Freedom of Speech—How free really is it? [Issue #003]

Freedom of Speech is a fundamental right that every American knows they possess, but at what extent does it become unlawful? How much of what you say is really “free” without consequences? These are crucial questions to understanding what our legal system has to say about what we can, and cannot say under the law.

First, let’s define our terms. Freedom of speech is our right to communicate our ideas freely—through spoken words, writing, art, etc.— without government interference. Furthermore, we have the right to challenge authority, participate in democracy through debate/protest, share opinions openly, and much more! Without our right to express our ideas, our society risks censorship, oppression, and loss of individual liberty. However, this does not mean that ALL speech is free of consequences. Simply put, freedom of speech is not absolute. The Supreme Court has ruled numerous times that some forms of speech are not protected due to their harmful nature and threat to public order. Let’s go over some Supreme Court cases that shows just this.

Chaplinsky v. New Hampshire (1942)

Walter Chaplinsky was a Jehovah’s Witness that was distributing religious pamphlets on a public street, criticizing organized religion. His preaching attracted a hostile crowd. When a city marshal tried to calm things down, Chaplinsky let out a series of obscenities, calling the marshal a “God-damned racketeer” and a “damned fascist”. Under New Hampshire law, which prohibited intentionally offensive words said to someone in a public place if those words provoked a violent reaction, Chaplinsky was arrested. He claimed that his First Amendment right to free speech had been violated, arguing that the state couldn’t punish him for just his words. The Supreme Court unanimously upheld Chaplinsky’s conviction, asserting that certain types of speech are not protected by the First Amendment because they have no essential value to public discourse and cause immediate harm. The Court identified specific categories of unprotected speech, including : Lewd and obscene speech, profane speech, libelous speech, and fighting words. Chaplinsky’s insults was classified by the Court as “fighting words” because they were likely to provoke violence.

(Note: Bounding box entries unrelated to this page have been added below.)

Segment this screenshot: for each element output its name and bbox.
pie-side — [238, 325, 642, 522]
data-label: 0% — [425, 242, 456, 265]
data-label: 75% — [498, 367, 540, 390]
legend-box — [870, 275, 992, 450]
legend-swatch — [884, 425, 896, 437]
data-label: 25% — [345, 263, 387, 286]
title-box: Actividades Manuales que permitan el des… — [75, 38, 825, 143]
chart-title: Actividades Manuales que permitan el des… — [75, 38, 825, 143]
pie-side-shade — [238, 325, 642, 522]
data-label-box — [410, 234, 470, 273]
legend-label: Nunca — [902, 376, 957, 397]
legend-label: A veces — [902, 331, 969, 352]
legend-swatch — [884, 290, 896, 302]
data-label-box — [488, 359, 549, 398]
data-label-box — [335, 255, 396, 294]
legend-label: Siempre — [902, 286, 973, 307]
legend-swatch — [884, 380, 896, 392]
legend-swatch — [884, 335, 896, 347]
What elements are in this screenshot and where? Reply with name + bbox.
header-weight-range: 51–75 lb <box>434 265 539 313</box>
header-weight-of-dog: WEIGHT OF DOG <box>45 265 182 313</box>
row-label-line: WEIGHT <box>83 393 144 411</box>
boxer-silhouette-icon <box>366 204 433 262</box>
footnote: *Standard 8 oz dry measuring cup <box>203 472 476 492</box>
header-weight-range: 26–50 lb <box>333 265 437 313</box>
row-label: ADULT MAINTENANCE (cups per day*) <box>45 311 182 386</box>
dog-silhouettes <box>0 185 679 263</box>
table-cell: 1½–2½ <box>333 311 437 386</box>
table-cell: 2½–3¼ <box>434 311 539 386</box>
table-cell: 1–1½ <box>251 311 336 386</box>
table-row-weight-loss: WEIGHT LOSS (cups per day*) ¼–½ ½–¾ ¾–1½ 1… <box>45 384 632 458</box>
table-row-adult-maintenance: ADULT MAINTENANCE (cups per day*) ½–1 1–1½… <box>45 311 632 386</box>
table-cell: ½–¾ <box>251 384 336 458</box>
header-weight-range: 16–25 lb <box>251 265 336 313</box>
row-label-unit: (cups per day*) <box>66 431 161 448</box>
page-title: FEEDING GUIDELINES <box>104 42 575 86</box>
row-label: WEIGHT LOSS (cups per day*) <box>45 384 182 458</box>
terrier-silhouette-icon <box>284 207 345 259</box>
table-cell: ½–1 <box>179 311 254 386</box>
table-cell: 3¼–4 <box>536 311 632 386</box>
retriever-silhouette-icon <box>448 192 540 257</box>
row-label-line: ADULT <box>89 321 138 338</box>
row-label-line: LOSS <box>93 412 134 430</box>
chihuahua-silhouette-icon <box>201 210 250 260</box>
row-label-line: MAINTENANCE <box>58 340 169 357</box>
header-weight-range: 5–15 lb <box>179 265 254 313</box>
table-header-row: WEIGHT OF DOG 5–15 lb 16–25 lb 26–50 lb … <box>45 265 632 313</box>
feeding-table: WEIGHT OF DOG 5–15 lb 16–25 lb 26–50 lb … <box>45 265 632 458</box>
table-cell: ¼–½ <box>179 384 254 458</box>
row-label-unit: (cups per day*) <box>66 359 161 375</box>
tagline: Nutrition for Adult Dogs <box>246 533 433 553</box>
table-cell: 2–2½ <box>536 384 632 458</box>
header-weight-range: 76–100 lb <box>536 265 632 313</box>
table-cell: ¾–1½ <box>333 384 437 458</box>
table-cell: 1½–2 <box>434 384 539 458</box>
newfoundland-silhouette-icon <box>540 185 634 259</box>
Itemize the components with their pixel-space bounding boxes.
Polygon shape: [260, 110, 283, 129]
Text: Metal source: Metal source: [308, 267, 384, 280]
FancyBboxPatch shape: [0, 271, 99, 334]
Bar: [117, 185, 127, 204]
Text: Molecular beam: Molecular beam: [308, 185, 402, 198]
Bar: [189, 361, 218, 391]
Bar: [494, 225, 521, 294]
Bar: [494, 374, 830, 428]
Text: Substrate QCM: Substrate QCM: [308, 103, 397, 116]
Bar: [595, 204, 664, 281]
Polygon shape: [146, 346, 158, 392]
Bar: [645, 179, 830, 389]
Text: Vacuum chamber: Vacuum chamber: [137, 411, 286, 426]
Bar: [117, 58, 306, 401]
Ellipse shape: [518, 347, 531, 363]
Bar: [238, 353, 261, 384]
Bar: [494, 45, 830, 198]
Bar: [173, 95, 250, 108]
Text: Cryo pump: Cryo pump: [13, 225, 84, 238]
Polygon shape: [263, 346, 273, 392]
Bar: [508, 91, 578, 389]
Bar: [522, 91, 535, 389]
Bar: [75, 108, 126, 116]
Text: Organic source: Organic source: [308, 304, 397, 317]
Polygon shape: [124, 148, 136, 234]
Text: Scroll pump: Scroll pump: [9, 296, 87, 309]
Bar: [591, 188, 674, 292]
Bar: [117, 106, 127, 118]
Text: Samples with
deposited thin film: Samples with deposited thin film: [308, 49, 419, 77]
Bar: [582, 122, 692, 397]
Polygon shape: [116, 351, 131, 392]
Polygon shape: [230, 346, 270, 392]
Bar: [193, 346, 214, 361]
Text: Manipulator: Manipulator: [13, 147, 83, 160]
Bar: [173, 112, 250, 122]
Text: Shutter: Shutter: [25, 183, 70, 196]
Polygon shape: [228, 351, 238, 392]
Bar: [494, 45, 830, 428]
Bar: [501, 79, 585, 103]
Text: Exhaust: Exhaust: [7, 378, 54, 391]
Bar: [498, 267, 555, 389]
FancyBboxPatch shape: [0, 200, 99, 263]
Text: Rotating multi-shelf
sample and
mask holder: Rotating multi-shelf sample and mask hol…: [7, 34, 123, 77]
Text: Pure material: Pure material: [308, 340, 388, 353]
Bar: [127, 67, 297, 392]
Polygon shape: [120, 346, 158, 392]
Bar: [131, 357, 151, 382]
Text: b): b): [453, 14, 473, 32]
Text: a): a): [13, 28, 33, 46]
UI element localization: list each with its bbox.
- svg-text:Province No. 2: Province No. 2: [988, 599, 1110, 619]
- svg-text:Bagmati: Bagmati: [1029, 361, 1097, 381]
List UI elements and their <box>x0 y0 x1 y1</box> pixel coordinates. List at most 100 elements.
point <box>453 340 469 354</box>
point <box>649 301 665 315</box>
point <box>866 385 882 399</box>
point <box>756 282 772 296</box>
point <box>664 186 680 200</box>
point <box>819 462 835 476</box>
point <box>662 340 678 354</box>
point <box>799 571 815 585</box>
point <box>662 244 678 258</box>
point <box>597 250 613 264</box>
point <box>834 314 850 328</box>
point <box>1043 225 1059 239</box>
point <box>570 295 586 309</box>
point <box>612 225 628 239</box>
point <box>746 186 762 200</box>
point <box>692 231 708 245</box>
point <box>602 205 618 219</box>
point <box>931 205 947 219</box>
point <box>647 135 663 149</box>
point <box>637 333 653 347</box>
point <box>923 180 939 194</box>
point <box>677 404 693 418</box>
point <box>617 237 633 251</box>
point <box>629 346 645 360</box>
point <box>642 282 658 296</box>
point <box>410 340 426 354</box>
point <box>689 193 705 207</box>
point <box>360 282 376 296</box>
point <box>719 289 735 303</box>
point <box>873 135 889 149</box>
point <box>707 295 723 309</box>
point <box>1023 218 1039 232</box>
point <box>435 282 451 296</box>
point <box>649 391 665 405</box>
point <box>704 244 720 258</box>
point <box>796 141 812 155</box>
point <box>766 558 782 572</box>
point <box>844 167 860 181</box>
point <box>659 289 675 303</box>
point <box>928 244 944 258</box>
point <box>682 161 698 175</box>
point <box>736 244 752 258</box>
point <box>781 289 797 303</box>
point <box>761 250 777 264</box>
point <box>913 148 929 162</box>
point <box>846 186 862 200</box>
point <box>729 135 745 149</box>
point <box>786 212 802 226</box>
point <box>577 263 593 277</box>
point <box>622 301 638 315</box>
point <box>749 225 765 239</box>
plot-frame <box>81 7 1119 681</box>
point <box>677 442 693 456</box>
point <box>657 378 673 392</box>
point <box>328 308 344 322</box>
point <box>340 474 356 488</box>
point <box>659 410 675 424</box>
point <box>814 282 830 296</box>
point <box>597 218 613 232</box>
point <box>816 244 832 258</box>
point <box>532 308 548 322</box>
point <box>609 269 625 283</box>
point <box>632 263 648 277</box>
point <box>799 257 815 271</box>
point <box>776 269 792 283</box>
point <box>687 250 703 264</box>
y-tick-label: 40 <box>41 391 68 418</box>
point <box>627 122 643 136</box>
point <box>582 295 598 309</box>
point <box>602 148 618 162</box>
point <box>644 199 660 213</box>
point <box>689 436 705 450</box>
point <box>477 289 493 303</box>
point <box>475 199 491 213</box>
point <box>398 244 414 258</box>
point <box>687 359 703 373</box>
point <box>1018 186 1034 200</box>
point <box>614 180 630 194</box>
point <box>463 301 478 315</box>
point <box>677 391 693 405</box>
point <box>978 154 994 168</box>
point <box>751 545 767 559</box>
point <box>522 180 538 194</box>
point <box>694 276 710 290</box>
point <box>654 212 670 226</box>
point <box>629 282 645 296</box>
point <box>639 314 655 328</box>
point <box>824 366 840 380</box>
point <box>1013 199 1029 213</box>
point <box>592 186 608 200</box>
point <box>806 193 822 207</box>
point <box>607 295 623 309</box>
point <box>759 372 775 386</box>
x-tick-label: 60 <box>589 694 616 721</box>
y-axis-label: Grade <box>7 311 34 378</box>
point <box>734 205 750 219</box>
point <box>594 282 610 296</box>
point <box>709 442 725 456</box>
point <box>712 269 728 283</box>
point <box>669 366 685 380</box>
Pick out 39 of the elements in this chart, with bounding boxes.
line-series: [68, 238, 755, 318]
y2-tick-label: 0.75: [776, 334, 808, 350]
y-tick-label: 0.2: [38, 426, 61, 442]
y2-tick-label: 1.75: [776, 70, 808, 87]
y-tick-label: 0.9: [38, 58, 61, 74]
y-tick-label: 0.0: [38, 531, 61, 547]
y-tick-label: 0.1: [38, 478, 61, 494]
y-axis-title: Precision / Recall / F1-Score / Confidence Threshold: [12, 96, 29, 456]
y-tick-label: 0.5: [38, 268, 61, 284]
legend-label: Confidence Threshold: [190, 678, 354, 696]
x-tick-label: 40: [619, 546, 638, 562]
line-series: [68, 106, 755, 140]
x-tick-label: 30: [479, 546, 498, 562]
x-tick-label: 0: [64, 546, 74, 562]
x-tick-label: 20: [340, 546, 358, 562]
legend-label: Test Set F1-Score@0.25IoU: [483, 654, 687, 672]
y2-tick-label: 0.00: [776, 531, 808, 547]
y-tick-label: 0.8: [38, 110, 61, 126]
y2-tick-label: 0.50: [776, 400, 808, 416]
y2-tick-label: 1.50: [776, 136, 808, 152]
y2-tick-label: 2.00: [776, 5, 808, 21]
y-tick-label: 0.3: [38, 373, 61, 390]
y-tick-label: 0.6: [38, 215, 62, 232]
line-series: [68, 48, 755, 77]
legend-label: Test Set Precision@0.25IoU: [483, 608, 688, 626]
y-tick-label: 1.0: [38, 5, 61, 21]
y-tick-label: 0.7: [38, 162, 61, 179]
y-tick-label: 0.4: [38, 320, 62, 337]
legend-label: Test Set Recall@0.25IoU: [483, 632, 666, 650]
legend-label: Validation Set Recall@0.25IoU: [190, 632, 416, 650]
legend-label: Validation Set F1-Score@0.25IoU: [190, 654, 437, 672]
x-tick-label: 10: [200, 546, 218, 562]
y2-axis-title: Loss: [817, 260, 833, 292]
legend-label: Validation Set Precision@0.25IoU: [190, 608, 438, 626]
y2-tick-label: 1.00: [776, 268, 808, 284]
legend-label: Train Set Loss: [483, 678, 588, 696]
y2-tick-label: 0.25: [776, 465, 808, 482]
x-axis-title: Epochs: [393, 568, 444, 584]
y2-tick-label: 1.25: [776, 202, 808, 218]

New York Times Co. v. Sullivan (1964)

In 1960, during the Civil Rights Movement, the New York Times published a full-page advertisement titled “Heed Their Rising Voices”. The ad criticized how officials in the South were treating civil rights protestors, but it contained some factual inaccuracies, such as minor errors about how police handled student demonstrations. L.B. Sullivan, a Montgomery city commissioner who supervised the police department, claimed the ad defamed him personally, although his name was not mentioned directly. He argued that the ad’s criticism of the police department reflected on him and hurt his reputation. An Alabama state court sided with Sullivan and he was awarded $500,000 in damages.

The New York times appealed, arguing that punishing them for minor errors discourages journalists from freely expressing themselves. The Supreme Court unanimously ruled in favor of The New York Times, stating that the First Amendment protects publication of all statements about public officials, regardless of if they are true or false, as long as they aren’t made with malicious intent. Since the New York Times had not acted with actual malice, it was protected under the First Amendment.

Miller v. California (1973)

Marvin Miller was a California businessman who conducted a mass mailing campaign to advertise and sell pornographic materials. Some recipients complained, and Miller was charged with violating California’s obscenity laws. The legal question here is : Does the First Amendment protects publication obscene materials, or is it punishable by states?

The Supreme Court ruled that obscene materials are not protected by the First Amendment. The Court established the Miller Test—a three-part test to determine whether material is legally obscene. The three components were : 1. Prurient Interest (Would the average person find that the work appeals to a sexual interest?). 2. Patently Offensive (Does the work depict sexual conduct in a clearly offensive?). 3. Serious Value (Does the work lack serious literary, artistic, political, or scientific value?). Meeting all three criteria meant that the material can be banned as obscene.

Takeaways

In summary, although the First Amendment protects your freedom of speech to openly express your ideas, there are many exceptions to this. Among these exceptions are true threats, defamation, obscenity, fighting words, etc. The bottom line is, if your words are really just harmful or dangerous actions disguised as speech, then it is deemed unlawful under U.S. Law.